Ass-kicking avoided.

Then he surprised me. This afternoon, he nonchalantly said, I'm gonna buy your Mother's Day present on Tuesday.

Really? A present? For moi?

Really!

He found coasters for our livingroom. The first ones he picked out were $20, but I talked him into another set that costs all of $9.

I know that should be a disappointment, and I should be weeping in a corner about how my husband only loves me $9-worth, but I love useful gifts, especially useful gifts that are inexpensive when it's our money being spent.

I told him he could use the other $11 to pick himself out something nice for his birthday.

5.06.2010

My mom has a cabana boy (among less exciting news)

Here are my quads.* Aren't they adorable?

*By "quads" I mean: my triplets plus someone else's kid that my kids have adopted.

That girl gave me a heart attack today. Her parents have the threshold (for her blood glucose) set to between 80 and 250. So when I tested Michaela before lunch today and it beeped WARNING: Glucose over 600, I just about crapped my pants. (It was a misread.)

I thought for sure she had found Mike's birthday cake and snuck a piece or ten.

---

Here's that sign I've talked about occasionally:

At first it started out as a McCain/Palin sign. After the election was over, it became: Obummer. Palin 2012.

His last one read: Obama bin $pendin', but after someone catapulted a sturdy object through it a storm wrecked his handywork, he changed it to the current sign. Oh, the uses for colored duct tape...

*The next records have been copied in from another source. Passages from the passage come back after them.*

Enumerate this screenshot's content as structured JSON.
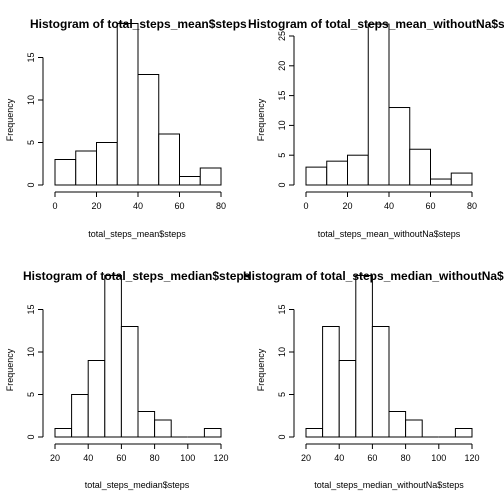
{
  "figure": {
    "layout": "2x2 histograms"
  },
  "chart_data": [
    {
      "type": "bar",
      "title": "Histogram of total_steps_mean$steps",
      "xlabel": "total_steps_mean$steps",
      "ylabel": "Frequency",
      "bins": [
        [
          0,
          10
        ],
        [
          10,
          20
        ],
        [
          20,
          30
        ],
        [
          30,
          40
        ],
        [
          40,
          50
        ],
        [
          50,
          60
        ],
        [
          60,
          70
        ],
        [
          70,
          80
        ]
      ],
      "values": [
        3,
        4,
        5,
        19,
        13,
        6,
        1,
        2
      ],
      "xlim": [
        0,
        80
      ],
      "ylim": [
        0,
        19
      ],
      "xticks": [
        0,
        20,
        40,
        60,
        80
      ],
      "yticks": [
        0,
        5,
        10,
        15
      ]
    },
    {
      "type": "bar",
      "title": "Histogram of total_steps_mean_withoutNa$steps",
      "xlabel": "total_steps_mean_withoutNa$steps",
      "ylabel": "Frequency",
      "bins": [
        [
          0,
          10
        ],
        [
          10,
          20
        ],
        [
          20,
          30
        ],
        [
          30,
          40
        ],
        [
          40,
          50
        ],
        [
          50,
          60
        ],
        [
          60,
          70
        ],
        [
          70,
          80
        ]
      ],
      "values": [
        3,
        4,
        5,
        27,
        13,
        6,
        1,
        2
      ],
      "xlim": [
        0,
        80
      ],
      "ylim": [
        0,
        27
      ],
      "xticks": [
        0,
        20,
        40,
        60,
        80
      ],
      "yticks": [
        0,
        5,
        10,
        15,
        20,
        25
      ]
    },
    {
      "type": "bar",
      "title": "Histogram of total_steps_median$steps",
      "xlabel": "total_steps_median$steps",
      "ylabel": "Frequency",
      "bins": [
        [
          20,
          30
        ],
        [
          30,
          40
        ],
        [
          40,
          50
        ],
        [
          50,
          60
        ],
        [
          60,
          70
        ],
        [
          70,
          80
        ],
        [
          80,
          90
        ],
        [
          90,
          100
        ],
        [
          100,
          110
        ],
        [
          110,
          120
        ]
      ],
      "values": [
        1,
        5,
        9,
        19,
        13,
        3,
        2,
        0,
        0,
        1
      ],
      "xlim": [
        20,
        120
      ],
      "ylim": [
        0,
        19
      ],
      "xticks": [
        20,
        40,
        60,
        80,
        100,
        120
      ],
      "yticks": [
        0,
        5,
        10,
        15
      ]
    },
    {
      "type": "bar",
      "title": "Histogram of total_steps_median_withoutNa$steps",
      "xlabel": "total_steps_median_withoutNa$steps",
      "ylabel": "Frequency",
      "bins": [
        [
          20,
          30
        ],
        [
          30,
          40
        ],
        [
          40,
          50
        ],
        [
          50,
          60
        ],
        [
          60,
          70
        ],
        [
          70,
          80
        ],
        [
          80,
          90
        ],
        [
          90,
          100
        ],
        [
          100,
          110
        ],
        [
          110,
          120
        ]
      ],
      "values": [
        1,
        13,
        9,
        19,
        13,
        3,
        2,
        0,
        0,
        1
      ],
      "xlim": [
        20,
        120
      ],
      "ylim": [
        0,
        19
      ],
      "xticks": [
        20,
        40,
        60,
        80,
        100,
        120
      ],
      "yticks": [
        0,
        5,
        10,
        15
      ]
    }
  ]
}
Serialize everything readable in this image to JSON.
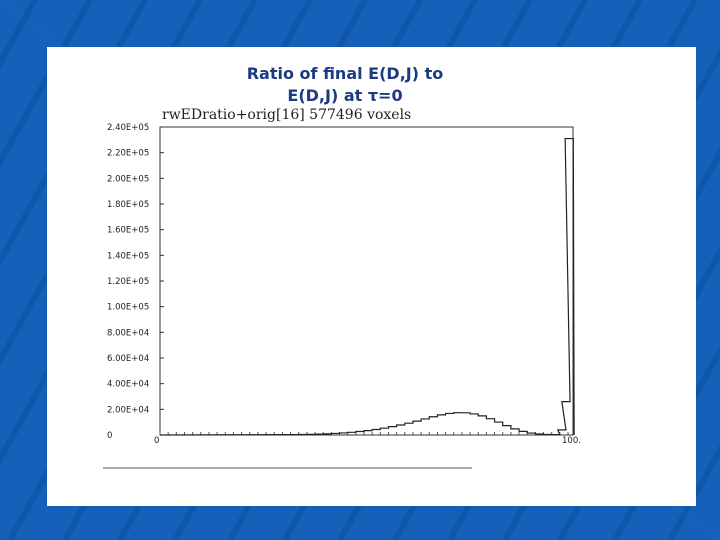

He REALLY didn't want Obama to win. I'll give him this much... I think he's done campaigning for Miss Alaska 2012.

---

Mike and I ditched the rugrats at school yesterday and headed to my parents' house. (We were stealing high-powered nail guns.)

As we pulled in, I told Mike we should scare my mom because she said she was lying out back, sunbathing. Mike's response: Maybe she'll be naked.

Of COURSE that's what he'd say.

Then we saw this next door:

Topless sunbathing of the male variety.

I told mom, but she already knew. She said that guy came home EVERY lunch break to sit on the lawn, shirtless: We usually lie out together, but I figured it was inappropriate since you were coming over.

My mother has a cabana boy. Who knew?